I have been completely stressed out and so has Tyler.
With both of us having so much going on in our own lives,
we have kind of taking it out on each other.
I try as hard as I can to not fight with him but sometimes its impossible.
I don't like being snapped at, and at times when we are both irritated
one or the other of us will start snapping and it turns into a much larger deal than it should be.
Sometimes it makes me feel helpless.
Its not like I can just see him whenever I want to figure things out
we have to resort to Skype or phone calls.
That makes it even more complicated.
It is so tempting to just hang up on him when I don't feel like listening,
but then I have to stop myself and think
"how is that going to help anything?"
Because its not going to help anything if I do hang up on him.
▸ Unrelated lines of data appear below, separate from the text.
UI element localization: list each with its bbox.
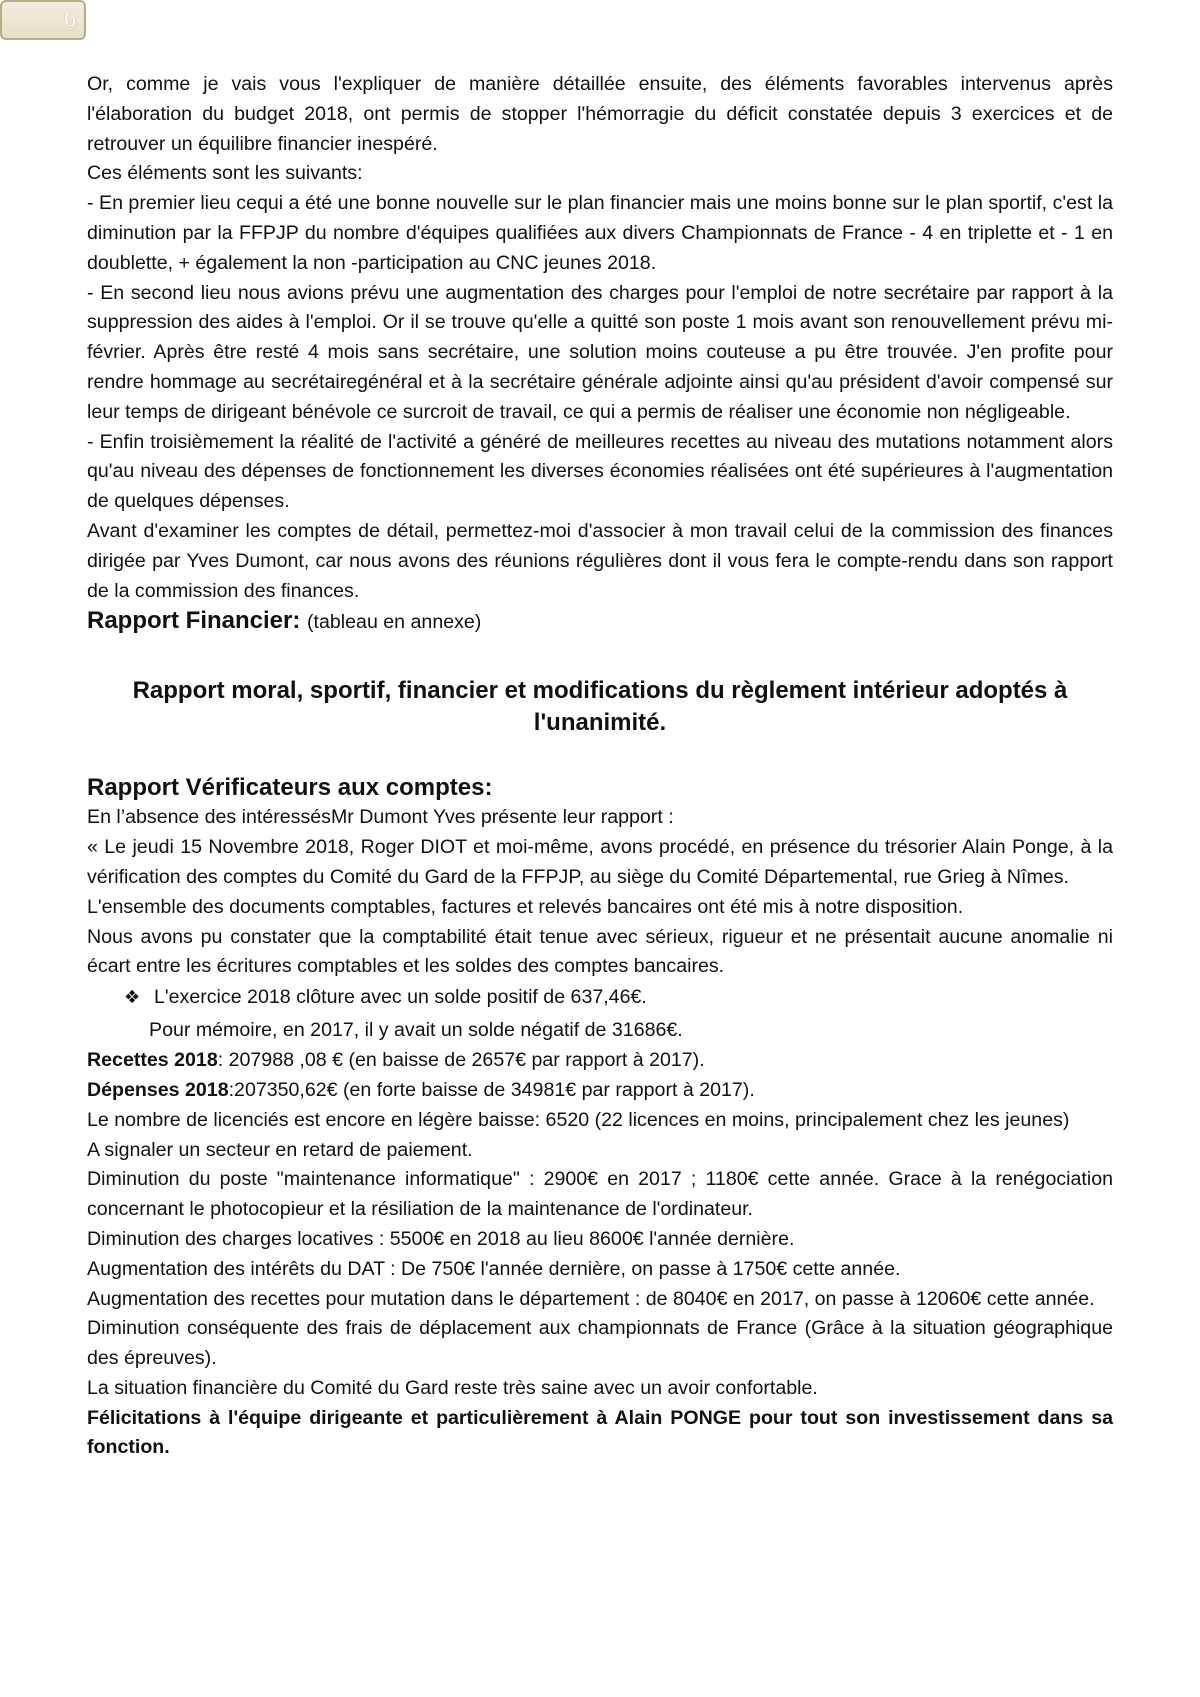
diamond-bullet-icon: ❖ — [124, 987, 141, 1009]
page-number-badge — [0, 0, 86, 40]
intro-paragraph-4: - En second lieu nous avions prévu une augmentation des charges pour l'emploi de notre secrétaire par rapport à la suppression des aides à l'emploi. Or il se trouve qu'elle a quitté son poste 1 mois avant son renouvellement prévu mi-février. Après être resté 4 mois sans secrétaire, une solution moins couteuse a pu être trouvée. J'en profite pour rendre hommage au secrétairegénéral et à la secrétaire générale adjointe ainsi qu'au président d'avoir compensé sur leur temps de dirigeant bénévole ce surcroit de travail, ce qui a permis de réaliser une économie non négligeable. — [87, 281, 1113, 423]
balance-bullet — [124, 982, 1113, 1013]
auditors-paragraph-1: « Le jeudi 15 Novembre 2018, Roger DIOT et moi-même, avons procédé, en présence du trésorier Alain Ponge, à la vérification des comptes du Comité du Gard de la FFPJP, au siège du Comité Départemental, rue Grieg à Nîmes. — [87, 836, 1113, 888]
memo-line: Pour mémoire, en 2017, il y avait un solde négatif de 31686€. — [149, 1019, 683, 1042]
auditors-paragraph-10: Diminution conséquente des frais de déplacement aux championnats de France (Grâce à la situation géographique des épreuves). — [87, 1317, 1113, 1370]
auditors-paragraph-4: Le nombre de licenciés est encore en légère baisse: 6520 (22 licences en moins, principalement chez les jeunes) — [87, 1108, 1070, 1131]
financial-report-title: Rapport Financier: — [87, 607, 301, 635]
congratulations-paragraph: Félicitations à l'équipe dirigeante et particulièrement à Alain PONGE pour tout son investissement dans sa fonction. — [87, 1406, 1113, 1459]
auditors-paragraph-5: A signaler un secteur en retard de paiement. — [87, 1138, 473, 1161]
financial-report-note: (tableau en annexe) — [307, 611, 482, 634]
depenses-line — [87, 1076, 1113, 1106]
auditors-paragraph-9: Augmentation des recettes pour mutation dans le département : de 8040€ en 2017, on passe à 12060€ cette année. — [87, 1287, 1095, 1310]
intro-paragraph-5: - Enfin troisièmement la réalité de l'activité a généré de meilleures recettes au niveau des mutations notamment alors qu'au niveau des dépenses de fonctionnement les diverses économies réalisées ont été supérieures à l'augmentation de quelques dépenses. — [87, 430, 1113, 513]
balance-bullet-text: L'exercice 2018 clôture avec un solde positif de 637,46€. — [154, 986, 647, 1009]
recettes-label: Recettes 2018 — [87, 1049, 218, 1072]
financial-report-heading — [87, 606, 1113, 637]
intro-paragraph-3: - En premier lieu cequi a été une bonne nouvelle sur le plan financier mais une moins bonne sur le plan sportif, c'est la diminution par la FFPJP du nombre d'équipes qualifiées aux divers Championnats de France - 4 en triplette et - 1 en doublette, + également la non -participation au CNC jeunes 2018. — [87, 192, 1113, 274]
depenses-text: :207350,62€ (en forte baisse de 34981€ par rapport à 2017). — [228, 1078, 755, 1101]
auditors-paragraph-6: Diminution du poste "maintenance informatique" : 2900€ en 2017 ; 1180€ cette année. Grace à la renégociation concernant le photocopieur et la résiliation de la maintenance de l'ordinateur. — [87, 1168, 1113, 1221]
auditors-intro: En l’absence des intéressésMr Dumont Yves présente leur rapport : — [87, 806, 674, 829]
page-number: 6 — [64, 6, 76, 32]
adoption-line-1: Rapport moral, sportif, financier et modifications du règlement intérieur adoptés à — [132, 677, 1068, 705]
intro-paragraph-6: Avant d'examiner les comptes de détail, permettez-moi d'associer à mon travail celui de la commission des finances dirigée par Yves Dumont, car nous avons des réunions régulières dont il vous fera le compte-rendu dans son rapport de la commission des finances. — [87, 519, 1113, 602]
adoption-line-2: l'unanimité. — [533, 709, 667, 737]
recettes-text: : 207988 ,08 € (en baisse de 2657€ par rapport à 2017). — [217, 1049, 705, 1072]
auditors-paragraph-7: Diminution des charges locatives : 5500€ en 2018 au lieu 8600€ l'année dernière. — [87, 1227, 795, 1250]
auditors-paragraph-11: La situation financière du Comité du Gard reste très saine avec un avoir confortable. — [87, 1376, 818, 1399]
auditors-paragraph-2: L'ensemble des documents comptables, factures et relevés bancaires ont été mis à notre disposition. — [87, 895, 964, 918]
depenses-label: Dépenses 2018 — [87, 1078, 229, 1101]
auditors-report-title: Rapport Vérificateurs aux comptes: — [87, 774, 493, 802]
document-body — [87, 70, 1113, 1463]
intro-paragraph-2: Ces éléments sont les suivants: — [87, 162, 363, 185]
adoption-statement — [87, 675, 1113, 739]
auditors-paragraph-8: Augmentation des intérêts du DAT : De 750€ l'année dernière, on passe à 1750€ cette année. — [87, 1257, 901, 1280]
recettes-line — [87, 1046, 1113, 1076]
intro-paragraph-1: Or, comme je vais vous l'expliquer de manière détaillée ensuite, des éléments favorables intervenus après l'élaboration du budget 2018, ont permis de stopper l'hémorragie du déficit constatée depuis 3 exercices et de retrouver un équilibre financier inespéré. — [87, 73, 1113, 155]
auditors-paragraph-3: Nous avons pu constater que la comptabilité était tenue avec sérieux, rigueur et ne présentait aucune anomalie ni écart entre les écritures comptables et les soldes des comptes bancaires. — [87, 925, 1113, 978]
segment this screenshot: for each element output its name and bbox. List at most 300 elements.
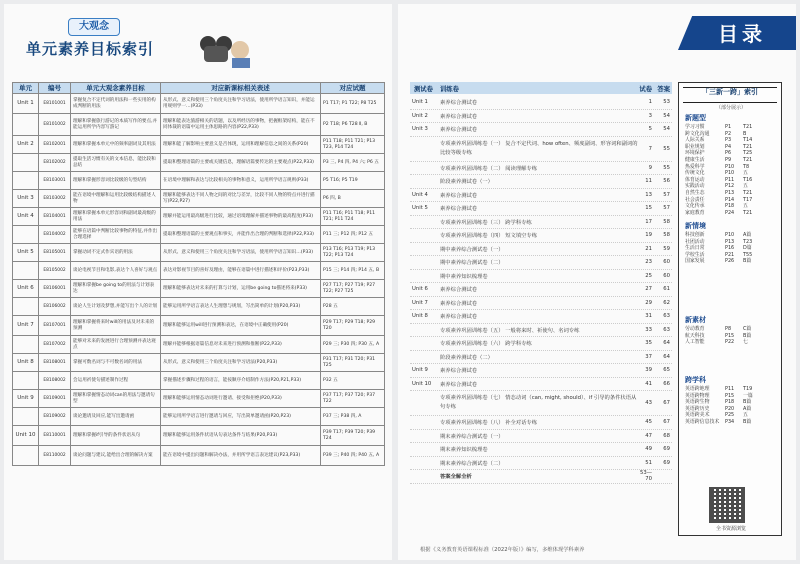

It's just going to make him even more angry and I will feel guilty.
So I sit down and try to talk things through.
I have to sit and think through what it actually making me upset or angry and then
talk to him about that.
I used to just shut down and not talk about what is bothering me,
but since i have been with Tyler, I have tried as hard as I can to open up
and tell him what I'm feeling,
As I have said before, this is the hardest relationship I've been in,
but its the one that I have loved the most.
I have never felt more beautiful or cherished or wanted by any one else
than I do with Tyler.
He's so goofy and silly, but can be serious at times.
And even though at times it can be confusing when he changes from one to the other quickly
it keeps me on my toes and he never bores me.
I look forward to every message, every call, and anything else that reminds me of him.
He can keep me grounded and motivate me.
I feel like a lot of my success over the past year has been because of him.
He has become my main cheerleader, my ultimate motivation and the one that I want to call my
husband one day.
Tyler is the one person outside of my family that I love without conditions, reservation,
or limits.
I would do anything for him like I know that he would do anything for me,
We have our share of not so happy moments, but I don't let them take light over
every single amazing moment that we have had together.
Every moment with him is a memory that I will never forget.